In Australia, 47 of 59, Argentina, 15 of 33, Chile, 10 of 79, Kenya, 1 of 4, New Caledonia, 7 of 7, New Zealand, 2 of 2, and Uruguay 13 of 16 A(H1N1) viruses analysed showed the specific neuraminidase mutation (H274Y) associated with oseltamivir resistance, respectively.

WHO has also received reports from NICs in other parts of the world; in Algeria, 4 of 13, Canada, 1of 2, Ghana 5 of 13, Guatemala, 4 of 5, Honduras, 5 of 8, Ivory Coast, 2 of 5, the Netherlands, 1 of 2, Nigeria, 1 of 1, Senegal 10 of 10 and the United States of America, 3 of 7 A(H1N1) viruses tested were found to be resistant, respectively.
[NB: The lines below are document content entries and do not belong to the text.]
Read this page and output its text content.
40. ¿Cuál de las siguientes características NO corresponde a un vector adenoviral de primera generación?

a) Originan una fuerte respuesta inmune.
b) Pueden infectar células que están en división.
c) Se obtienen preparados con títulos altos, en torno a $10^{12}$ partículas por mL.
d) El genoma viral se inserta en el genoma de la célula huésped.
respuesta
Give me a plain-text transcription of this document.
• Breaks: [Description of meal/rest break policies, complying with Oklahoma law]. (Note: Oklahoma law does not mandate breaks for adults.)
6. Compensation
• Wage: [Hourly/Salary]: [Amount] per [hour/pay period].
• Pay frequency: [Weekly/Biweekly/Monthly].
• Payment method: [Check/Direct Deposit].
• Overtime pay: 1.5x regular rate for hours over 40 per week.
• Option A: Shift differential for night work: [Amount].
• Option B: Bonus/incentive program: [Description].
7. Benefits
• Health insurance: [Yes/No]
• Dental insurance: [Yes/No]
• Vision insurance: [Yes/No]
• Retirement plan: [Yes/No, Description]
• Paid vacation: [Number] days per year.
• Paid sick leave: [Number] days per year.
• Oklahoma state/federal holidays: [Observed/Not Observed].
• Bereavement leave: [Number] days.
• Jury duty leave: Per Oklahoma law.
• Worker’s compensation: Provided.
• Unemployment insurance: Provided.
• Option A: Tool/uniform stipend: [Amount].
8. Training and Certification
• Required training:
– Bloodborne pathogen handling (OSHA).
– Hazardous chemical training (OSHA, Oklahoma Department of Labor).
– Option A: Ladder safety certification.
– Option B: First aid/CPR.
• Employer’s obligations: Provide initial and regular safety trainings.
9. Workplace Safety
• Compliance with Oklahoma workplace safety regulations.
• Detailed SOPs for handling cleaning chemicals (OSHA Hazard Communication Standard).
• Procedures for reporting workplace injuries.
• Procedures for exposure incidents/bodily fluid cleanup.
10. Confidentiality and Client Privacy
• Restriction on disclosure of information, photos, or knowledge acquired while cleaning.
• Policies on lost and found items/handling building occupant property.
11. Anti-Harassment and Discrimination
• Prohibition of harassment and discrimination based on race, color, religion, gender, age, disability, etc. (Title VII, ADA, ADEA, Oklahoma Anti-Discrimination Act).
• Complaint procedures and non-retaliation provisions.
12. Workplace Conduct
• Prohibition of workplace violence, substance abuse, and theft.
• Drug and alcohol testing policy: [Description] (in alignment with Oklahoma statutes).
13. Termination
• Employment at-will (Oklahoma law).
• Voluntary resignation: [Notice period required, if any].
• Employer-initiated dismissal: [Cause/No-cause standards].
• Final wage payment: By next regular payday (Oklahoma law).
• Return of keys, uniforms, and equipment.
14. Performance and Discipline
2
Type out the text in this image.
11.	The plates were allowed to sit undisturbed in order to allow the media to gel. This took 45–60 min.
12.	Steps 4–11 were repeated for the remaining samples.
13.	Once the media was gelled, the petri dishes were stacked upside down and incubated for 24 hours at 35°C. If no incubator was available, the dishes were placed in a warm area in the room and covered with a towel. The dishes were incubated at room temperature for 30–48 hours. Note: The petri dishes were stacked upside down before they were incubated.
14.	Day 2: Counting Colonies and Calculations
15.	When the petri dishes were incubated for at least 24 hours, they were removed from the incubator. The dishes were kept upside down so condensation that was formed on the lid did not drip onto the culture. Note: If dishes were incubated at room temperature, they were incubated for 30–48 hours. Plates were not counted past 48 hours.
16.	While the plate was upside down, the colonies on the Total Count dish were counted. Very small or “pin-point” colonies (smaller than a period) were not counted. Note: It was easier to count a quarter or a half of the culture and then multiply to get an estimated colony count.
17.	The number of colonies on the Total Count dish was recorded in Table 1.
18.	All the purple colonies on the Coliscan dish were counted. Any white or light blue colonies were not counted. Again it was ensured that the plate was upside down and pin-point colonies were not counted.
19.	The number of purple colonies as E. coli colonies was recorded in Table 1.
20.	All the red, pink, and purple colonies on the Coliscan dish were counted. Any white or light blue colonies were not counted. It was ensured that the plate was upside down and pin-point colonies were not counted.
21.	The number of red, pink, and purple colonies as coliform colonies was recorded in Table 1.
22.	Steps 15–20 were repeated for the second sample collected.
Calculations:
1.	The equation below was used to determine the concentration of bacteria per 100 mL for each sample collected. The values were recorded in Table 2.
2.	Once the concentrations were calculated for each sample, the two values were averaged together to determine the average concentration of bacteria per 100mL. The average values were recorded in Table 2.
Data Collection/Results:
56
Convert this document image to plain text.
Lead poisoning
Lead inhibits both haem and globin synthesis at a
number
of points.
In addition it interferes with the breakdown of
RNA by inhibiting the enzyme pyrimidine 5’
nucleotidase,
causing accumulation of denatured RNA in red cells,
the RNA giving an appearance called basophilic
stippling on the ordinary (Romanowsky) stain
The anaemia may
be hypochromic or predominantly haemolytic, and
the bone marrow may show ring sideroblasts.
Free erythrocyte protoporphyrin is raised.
The above comments describe a global expansion of H274Y in H1N1.  In South Africa, where the dominant HA sequence has acquired five changes in proximity to position 190 (H3 numbering), 225/225 sequenced isolates have H274Y in NA.  Other countries at 100% oseltamivir resistance include New Caledonia (7/7), New Zealand (2/2), Nigeria (1/1), Senegal (10/10).  Countries with resistance at 50% or higher include Australia (47/59), Uraguay (13/26), and Canada (1/2), indicating the resistance is spreading worldwide.

Recent HA sequences from Kenya have two tandem changes, G604A and G605A, which are present in the South African and Seychelles isolates, signaling additional recombination.  Two adjacent tandem changes (C610T and G617A) match H1N1 from the 1940’s, while the fifth change (A599G) is in a recent clade 2C isolate from Hong Kong.  Four of the five changes produce non-synonymous changes flanking the receptor binding domain position at 190 (N187S, G189N, A193T).

The sequences with the cluster of changes evolved from the Brisbane/59 sub-clade that was dominant in northern Europe in 2007/2008.  The result from South Africa suggests this sub-clade continues to evolve and expand. Some countries still have other H1N1 sub-clade in circulation, but the countries reporting H274Y levels at or near 100% of H1N1 isolates suggests this change will soon be fixed in H1N1 worldwide.